Non-geostationary satellites will dominate the supply of satellite capacity over the next decade but will only contribute one sixth of satellite communications revenue, raising questions over the profitability of non-GEO initiatives, according to Northern Sky Research (NSR).
According to NSR’s Global Satellite Capacity Supply & Demand, 15th edition report, Non-GEO satellite annual capacity revenues will increase dramatically to US$4 billion by 2027.
Non-GEO satellites offer attributes including low latency, full mesh connectivity, or high-bandwidth per terminal, and will be key to unlocking new greenfield markets.
However, said NSR, capital expenditure on projects is considerable, and new revenue drivers might not be enough to pay back initial investments. Consequently, there is a risk of price disruption for the entire industry if these new players dump capacity to poach customers from legacy businesses, the research group warns.
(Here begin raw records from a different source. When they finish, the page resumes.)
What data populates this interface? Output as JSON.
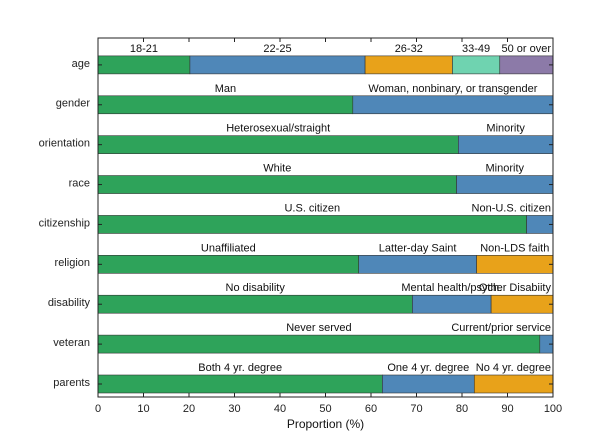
{
  "chart_data": {
    "type": "bar",
    "orientation": "horizontal",
    "stacked": true,
    "title": "",
    "xlabel": "Proportion (%)",
    "ylabel": "",
    "xlim": [
      0,
      100
    ],
    "xticks": [
      0,
      10,
      20,
      30,
      40,
      50,
      60,
      70,
      80,
      90,
      100
    ],
    "grid": false,
    "legend": "none",
    "colors": {
      "green": "#2ea35a",
      "blue": "#4f87b8",
      "orange": "#e8a21a",
      "teal": "#6fd3b0",
      "purple": "#8c7aa8"
    },
    "rows": [
      {
        "category": "age",
        "segments": [
          {
            "label": "18-21",
            "value": 20.2,
            "color": "green"
          },
          {
            "label": "22-25",
            "value": 38.5,
            "color": "blue"
          },
          {
            "label": "26-32",
            "value": 19.2,
            "color": "orange"
          },
          {
            "label": "33-49",
            "value": 10.4,
            "color": "teal"
          },
          {
            "label": "50 or over",
            "value": 11.7,
            "color": "purple"
          }
        ]
      },
      {
        "category": "gender",
        "segments": [
          {
            "label": "Man",
            "value": 56.0,
            "color": "green"
          },
          {
            "label": "Woman, nonbinary, or transgender",
            "value": 44.0,
            "color": "blue"
          }
        ]
      },
      {
        "category": "orientation",
        "segments": [
          {
            "label": "Heterosexual/straight",
            "value": 79.2,
            "color": "green"
          },
          {
            "label": "Minority",
            "value": 20.8,
            "color": "blue"
          }
        ]
      },
      {
        "category": "race",
        "segments": [
          {
            "label": "White",
            "value": 78.8,
            "color": "green"
          },
          {
            "label": "Minority",
            "value": 21.2,
            "color": "blue"
          }
        ]
      },
      {
        "category": "citizenship",
        "segments": [
          {
            "label": "U.S. citizen",
            "value": 94.2,
            "color": "green"
          },
          {
            "label": "Non-U.S. citizen",
            "value": 5.8,
            "color": "blue"
          }
        ]
      },
      {
        "category": "religion",
        "segments": [
          {
            "label": "Unaffiliated",
            "value": 57.3,
            "color": "green"
          },
          {
            "label": "Latter-day Saint",
            "value": 25.9,
            "color": "blue"
          },
          {
            "label": "Non-LDS faith",
            "value": 16.8,
            "color": "orange"
          }
        ]
      },
      {
        "category": "disability",
        "segments": [
          {
            "label": "No disability",
            "value": 69.1,
            "color": "green"
          },
          {
            "label": "Mental health/psych.",
            "value": 17.3,
            "color": "blue"
          },
          {
            "label": "Other Disabiity",
            "value": 13.6,
            "color": "orange"
          }
        ]
      },
      {
        "category": "veteran",
        "segments": [
          {
            "label": "Never served",
            "value": 97.1,
            "color": "green"
          },
          {
            "label": "Current/prior service",
            "value": 2.9,
            "color": "blue"
          }
        ]
      },
      {
        "category": "parents",
        "segments": [
          {
            "label": "Both 4 yr. degree",
            "value": 62.5,
            "color": "green"
          },
          {
            "label": "One 4 yr. degree",
            "value": 20.2,
            "color": "blue"
          },
          {
            "label": "No 4 yr. degree",
            "value": 17.3,
            "color": "orange"
          }
        ]
      }
    ]
  }
}
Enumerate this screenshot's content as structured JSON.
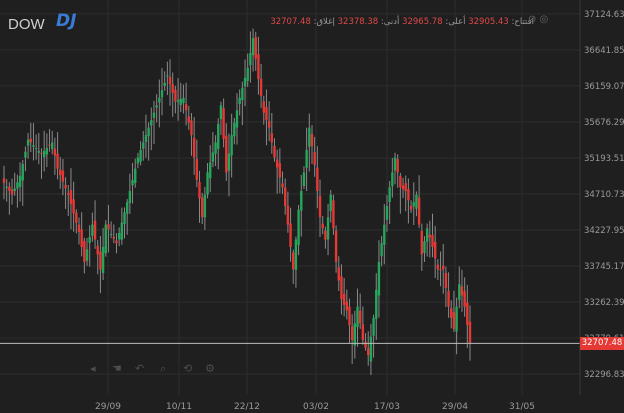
{
  "symbol": "DOW",
  "logo": "DJ",
  "ohlc": {
    "open_label": "افتتاح:",
    "open": "32905.43",
    "high_label": "أعلى:",
    "high": "32965.78",
    "low_label": "أدنى:",
    "low": "32378.38",
    "close_label": "إغلاق:",
    "close": "32707.48"
  },
  "last_price": "32707.48",
  "toolbar": [
    "back-icon",
    "pan-icon",
    "undo-icon",
    "zoom-icon",
    "reset-icon",
    "settings-icon"
  ],
  "colors": {
    "background": "#1f1f1f",
    "up": "#26a65b",
    "down": "#e53935",
    "grid": "#2c2c2c",
    "text": "#9a9a9a"
  },
  "chart_data": {
    "type": "candlestick",
    "y_ticks": [
      "37124.63",
      "36641.85",
      "36159.07",
      "35676.29",
      "35193.51",
      "34710.73",
      "34227.95",
      "33745.17",
      "33262.39",
      "32779.61",
      "32296.83"
    ],
    "x_ticks": [
      "29/09",
      "10/11",
      "22/12",
      "03/02",
      "17/03",
      "29/04",
      "31/05"
    ],
    "ylim": [
      32150,
      37150
    ],
    "last_close": 32707.48,
    "anchors": [
      [
        0,
        34860
      ],
      [
        3,
        34700
      ],
      [
        6,
        34950
      ],
      [
        9,
        35440
      ],
      [
        14,
        35250
      ],
      [
        18,
        35400
      ],
      [
        20,
        35050
      ],
      [
        24,
        34700
      ],
      [
        28,
        34200
      ],
      [
        30,
        33800
      ],
      [
        33,
        34300
      ],
      [
        36,
        33700
      ],
      [
        38,
        34300
      ],
      [
        42,
        34050
      ],
      [
        46,
        34600
      ],
      [
        50,
        35200
      ],
      [
        54,
        35600
      ],
      [
        58,
        36000
      ],
      [
        61,
        36300
      ],
      [
        64,
        35950
      ],
      [
        67,
        36000
      ],
      [
        70,
        35500
      ],
      [
        72,
        34900
      ],
      [
        74,
        34400
      ],
      [
        76,
        35000
      ],
      [
        79,
        35400
      ],
      [
        81,
        35900
      ],
      [
        83,
        35000
      ],
      [
        85,
        35500
      ],
      [
        88,
        36000
      ],
      [
        91,
        36400
      ],
      [
        93,
        36800
      ],
      [
        95,
        36250
      ],
      [
        97,
        35800
      ],
      [
        99,
        35600
      ],
      [
        101,
        35200
      ],
      [
        104,
        34800
      ],
      [
        106,
        34300
      ],
      [
        108,
        33700
      ],
      [
        110,
        34500
      ],
      [
        112,
        35000
      ],
      [
        114,
        35600
      ],
      [
        116,
        35100
      ],
      [
        118,
        34400
      ],
      [
        120,
        34100
      ],
      [
        122,
        34700
      ],
      [
        124,
        33800
      ],
      [
        126,
        33300
      ],
      [
        128,
        33150
      ],
      [
        130,
        32750
      ],
      [
        132,
        33200
      ],
      [
        134,
        32750
      ],
      [
        136,
        32550
      ],
      [
        138,
        33050
      ],
      [
        140,
        33800
      ],
      [
        142,
        34300
      ],
      [
        144,
        34800
      ],
      [
        146,
        35200
      ],
      [
        148,
        34800
      ],
      [
        150,
        34750
      ],
      [
        152,
        34500
      ],
      [
        154,
        34700
      ],
      [
        156,
        33900
      ],
      [
        158,
        34250
      ],
      [
        160,
        34000
      ],
      [
        162,
        33700
      ],
      [
        164,
        33700
      ],
      [
        166,
        33200
      ],
      [
        168,
        32900
      ],
      [
        170,
        33500
      ],
      [
        172,
        33200
      ],
      [
        174,
        32707.48
      ]
    ]
  }
}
Non-GEO satellite initiatives are expected to add over 25Tbps of capacity over the next decade, according to NSR.
“According to their schedule, LEOs need to start offering concrete examples of progress, but results are still mixed,” said Lluc Palerm, NSR senior analyst and report author.
“Funding is still far from resolved and even the ones that have already attracted billions in investment still do not have a clear path to service. Delays and cost overruns plague many programmes. Regulatory challenges are coming to light with first denials of access to key markets. Technology wise, there are still many questions to answer, beginning with user terminals. On the other side, progress continues in the form of testing satellites, new rounds of funding and establishment of baseband networks.”